Enseignement supérieur La rentrée universitaire  sous de nouveaux signes

le journal de tanger - Abelhak bakhat

Cette rentrée universitaire ne sera certainement pas identique aux précédentes ! Le système éducatif vit aujourd’hui au rythme de grands changements qui commenceront dès cette année.
Une récente étude a dressé la liste des dysfonctionnements qui freinent la montée en gamme de l’Enseignement supérieur et des carences qui empêchent une gouvernance rigoureuse, tant au niveau des services ministériels qu’universitaires.
C’est d’abord au sein même du ministère que se révèle l’absence d’un cadre de réflexion concerté, utile à la bonne définition des orientations à prendre en fonction des besoins sociaux, économiques et culturels du royaume, partant du fait que la formation professionnelle au sein de l’Enseignement supérieur public se fait sans étude préalable du marché de l’emploi.
D’autre part, les défaillances de gouvernance s’observent aussi au niveau de certaines universités, notamment lorsque des chefs d’établissements travaillent sur la base de leurs projets de développement, sans harmonie avec le projet de la présidence.
Ces constats ont amené le ministère, cette année, à prendre un certain nombre de mesures de redressement pour une amélioration de la gouvernance, la promotion de l’enseignement dans les établissements à accès ouvert, la qualification et le recrutement des ressources humaines sachant que, si dans les établissements à accès limité, on compte en moyenne un enseignant pour quelques dizaines d’étudiants, dans certaines facultés ouvertes, ce chiffre passe à plus de 200 étudiants sur les gradins d’un amphi. En 2019, les besoins en enseignants seront grands alors que le nombre des postes budgétaires affectés à l’Enseignement supérieur reste très limité.
Ainsi, selon le ministère de tutelle, cette rentrée universitaire qui comptera quelque 895715 étudiants dont 47890 dans le privé, se présente sous de nouveaux signes


Dans sa politique actuelle, le ministère de l’Education nationale, de la Formation professionnelle, de l’Enseignement supérieur et de la Recherche scientifique, affirme avoir recours à quatre outils :

1- Les différentes instructions du Roi Mohammed VI prononcées dans ses discours ;

2- Le rapport du Conseil supérieur de l’Education, de la Formation et de la Recherche scientifique (CSEFRS), intitulé « Vision stratégique 2015-2030 : pour une école de l’équité, de la qualité et de la promotion » ;

3- La loi 01-00 qui organise le secteur de l’Enseignement supérieur ;

4- Le plan d’action du secteur de l’Enseignement supérieur et de la recherche scientifique datant de 2017.

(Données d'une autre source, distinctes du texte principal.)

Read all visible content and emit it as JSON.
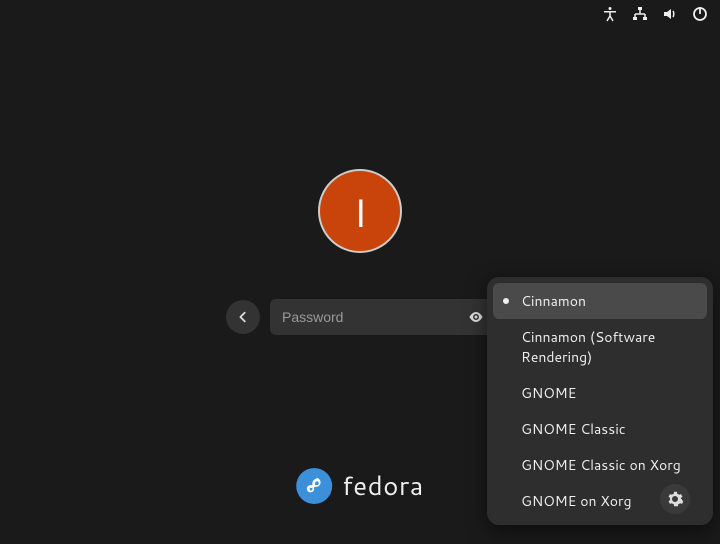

Aujourd’hui, face à un système statique et non réactif où l’enseignement a gardé les mêmes pratiques pédagogiques, les mêmes références et les mêmes programmes, l’enjeu des différentes réformes envisagées est de rehausser la qualité de l’Enseignement supérieur et d’intégrer l’université dans son milieu socio-économique.

Ainsi, après avoir dressé les états des lieux de l’enseignement au Maroc, de ses faiblesses et de ses contraintes, le ministre de l’Education nationale, de la Formation professionnelle, de l’Enseignement supérieur et de la Recherche scientifique, Saïd Amzazi, a présenté les actions futures de son département. Une stratégie, conforme aux recommandations royales et dont les axes découlent du projet de loi-cadre qui vient d’être adopté lors du dernier conseil des ministres qui s’était tenu lundi 20 août 2018, devant être débattu dans les deux chambres au parlement. Cette loi-cadre qui incarne la vision nationale 2015-2030 de l’Education, de la Formation et de la Recherche scientifique, constituerait, selon ses initiateurs, une réforme ambitieuse et profonde en phase avec les défis que doit relever le Maroc.

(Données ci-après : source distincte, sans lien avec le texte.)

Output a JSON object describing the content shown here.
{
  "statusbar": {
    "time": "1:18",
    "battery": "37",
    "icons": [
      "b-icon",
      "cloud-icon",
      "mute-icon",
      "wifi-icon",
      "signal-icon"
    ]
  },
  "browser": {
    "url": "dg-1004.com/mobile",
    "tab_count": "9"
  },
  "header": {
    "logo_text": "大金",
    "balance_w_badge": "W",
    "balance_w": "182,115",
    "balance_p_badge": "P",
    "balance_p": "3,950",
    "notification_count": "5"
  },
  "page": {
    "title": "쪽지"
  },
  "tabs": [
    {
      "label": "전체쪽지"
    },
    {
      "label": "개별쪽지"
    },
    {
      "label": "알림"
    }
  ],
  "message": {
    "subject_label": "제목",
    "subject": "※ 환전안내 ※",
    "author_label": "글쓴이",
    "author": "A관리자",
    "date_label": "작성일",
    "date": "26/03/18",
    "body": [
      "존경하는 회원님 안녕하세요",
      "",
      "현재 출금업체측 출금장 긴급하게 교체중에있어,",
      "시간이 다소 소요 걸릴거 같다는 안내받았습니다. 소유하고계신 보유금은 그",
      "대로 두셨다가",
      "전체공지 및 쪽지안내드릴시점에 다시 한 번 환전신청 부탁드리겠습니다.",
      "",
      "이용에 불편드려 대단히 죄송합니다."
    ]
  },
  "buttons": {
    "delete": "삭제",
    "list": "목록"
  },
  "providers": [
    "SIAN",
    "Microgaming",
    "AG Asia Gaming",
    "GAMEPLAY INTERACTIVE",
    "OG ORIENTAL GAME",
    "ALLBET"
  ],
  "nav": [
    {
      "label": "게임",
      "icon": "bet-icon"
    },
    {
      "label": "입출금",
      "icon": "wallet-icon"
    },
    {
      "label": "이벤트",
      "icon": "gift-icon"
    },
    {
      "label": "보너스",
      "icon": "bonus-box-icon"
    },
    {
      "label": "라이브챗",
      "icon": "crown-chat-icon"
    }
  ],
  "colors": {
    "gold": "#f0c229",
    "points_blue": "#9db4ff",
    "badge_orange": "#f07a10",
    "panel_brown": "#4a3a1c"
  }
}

Pour le ministre, il s’agit d’offrir un nouvel horizon pour la jeunesse marocaine en lui proposant des filières plus innovantes et plus attractives qui permettront une insertion réussie au marché de l’emploi, partant du constat que le monde change, les métiers changent, la connaissance et la technologie évoluent et sont en perpétuelle mutation. Concrètement, plusieurs chantiers sont ouverts.

Parmi les défis de taille se trouve l’amélioration de l’orientation scolaire des élèves pour décider de ce qu’ils veulent faire comme études après le baccalauréat. C’est la tâche de conseillers et inspecteurs en orientation scolaire, dépendant directement du ministère.

Pour que cette orientation soit efficace, plusieurs éléments entrent en compte dont les notes et la moyenne de l’élève qui est, en outre, soumis à des tests et entretiens pour découvrir et dégager la réelle mesure de ses compétences et aptitudes. Il est également essentiel que l’apprenant puisse développer un projet personnel et professionnel pour faciliter son choix et son projet dans la vie. Ce n’est qu’une fois que l’élève montre des motivations par rapport à sont avenir, qu’on peut déterminer la trajectoire universitaire la mieux adaptée à son cas.

Or, ce système souffre grandement d’un déficit en ressources humaines. Il existe actuellement près de 800 conseillers en orientation pour l’ensemble du royaume. Chaque conseiller se voit attribuer 2 ou 3 collèges et lycées où il a la charge d’encadrer environ 3000 élèves, ce qui rend difficile un accompagnement efficace de chaque élève.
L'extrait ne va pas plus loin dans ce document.